ACI-Vorsitzender nennt erste inhaltliche Schwerpunkte
Solingen – Die CDU-Fraktion im Rat der Stadt Solingen zeigt sich erfreut über die Wahl von Valerio La Mendola (CDU) zum neuen Vorsitzenden des Ausschusses für Chancengerechtigkeit und Integration (ACI). Das Gremium geht aus dem bisherigen Zuwanderungs- und Integrationsrat hervor und hat durch die Reform der Gemeindeordnung erweiterte Aufgaben und mehr Gestaltungsmöglichkeiten erhalten.
Der CDU-Fraktionsvorsitzende Carsten Voigt betonte nach der Wahl die Bedeutung des Personalwechsels: „Valerio La Mendola bringt fachliche Kompetenz, Engagement und ein hohes Gespür für die Anliegen der Menschen mit. Er ist genau der richtige Vorsitzende, um den Ausschuss in dieser neuen Phase konstruktiv und verantwortungsvoll zu führen.“ Die Arbeit im Ausschuss solle unter dem Leitmotiv „mutig, ehrlich und menschlich“ stehen. Besonders freue man sich darüber, dass sich zunehmend junge Menschen politisch engagieren, so Voigt weiter.
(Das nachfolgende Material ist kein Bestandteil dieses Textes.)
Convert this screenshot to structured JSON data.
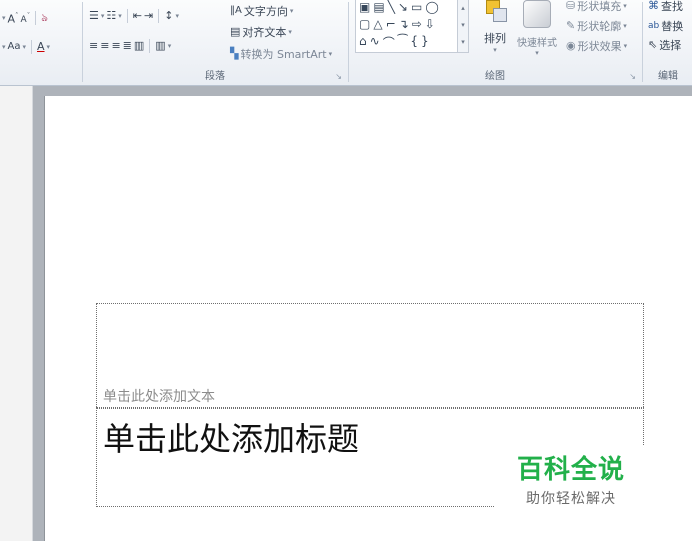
{
  "ribbon": {
    "font_group": {
      "grow_font": "A",
      "shrink_font": "A",
      "clear_format": "ঌ",
      "change_case": "Aa",
      "font_color": "A"
    },
    "paragraph_group": {
      "label": "段落",
      "text_direction": "文字方向",
      "align_text": "对齐文本",
      "convert_smartart": "转换为 SmartArt"
    },
    "drawing_group": {
      "label": "绘图",
      "arrange": "排列",
      "quick_styles": "快速样式",
      "shape_fill": "形状填充",
      "shape_outline": "形状轮廓",
      "shape_effects": "形状效果"
    },
    "editing_group": {
      "label": "编辑",
      "find": "查找",
      "replace": "替换",
      "select": "选择"
    }
  },
  "slide": {
    "text_placeholder": "单击此处添加文本",
    "title_placeholder": "单击此处添加标题"
  },
  "watermark": {
    "title": "百科全说",
    "subtitle": "助你轻松解决"
  },
  "colors": {
    "watermark_green": "#22b04a",
    "ribbon_bg": "#e9edf3",
    "workspace_bg": "#aeb3ba"
  }
}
Integration durch Arbeit im Mittelpunkt
Einen zentralen Schwerpunkt will die CDU künftig auf die Verbesserung des Arbeitsmarktzugangs für Zuwanderer und Geflüchtete legen. Arbeit sei die wichtigste Integrationsmaßnahme, betont La Mendola: „Wer arbeitet, findet schneller Anschluss, Stabilität und Perspektive. Wir müssen – wo es kommunal geht – Hürden abbauen und den Zugang zum Arbeitsmarkt erleichtern.“
Zugleich will die CDU die Rolle des produzierenden Gewerbes stärker in den Fokus rücken. Viele Menschen mit Einwanderungsgeschichte seien dort beschäftigt und leisteten „wertvolle, harte Arbeit“, die mehr politische Aufmerksamkeit verdiene. Der Ausschuss soll daher künftig auch wirtschaftspolitische Debatten zum Erhalt entsprechender Arbeitsplätze führen.
Frühkindliche Sprachförderung und Vereinsarbeit
Ein weiterer Schwerpunkt der CDU im ACI ist die Sprachförderung im frühen Kindesalter. „Sprache ist der Schlüssel zu Bildung, zur Arbeit und zu gesellschaftlicher Teilhabe“, so La Mendola. Wer bereits im Kindergarten Defizite aufweise, habe es später in der Schule deutlich schwerer. Die Verbesserung der Sprachförderangebote soll deshalb ein Kernthema werden.
Auch die Kultur- und Integrationsvereine sollen stärker in die Ausschussarbeit eingebunden werden. Sie leisteten einen „unschätzbaren Beitrag“ zur Integration in Solingen, betont der neue Vorsitzende. Unterstützt werden sollen vor allem Projekte, die den Austausch zwischen Mehrheitsgesellschaft und Minderheiten sowie zwischen verschiedenen migrantischen Gruppen fördern.
Prävention und Sicherheit
Neben Integration und Bildung spielt auch die Sicherheitsarbeit eine wichtige Rolle. Fehlentwicklungen bei Jugendlichen, die in Gewalt und Kriminalität münden, müssten offen angesprochen werden, fordert La Mendola. Gleichzeitig setze man auf Prävention: Kulturvereine sollen intensiver eingebunden werden, um jungen Menschen Orientierung, Halt und positive Vorbilder zu geben.
Zur Person
Valerio La Mendola ist 24 Jahre alt, in Solingen geboren und Lehramtsanwärter im Referendariat. Er stammt aus einer Familie mit süditalienischen Wurzeln. Politisch ist er als stellvertretender Kreisvorsitzender der Jungen Union Solingen aktiv und Mitglied im Stadtbezirksvorstand Burg/Höhscheid.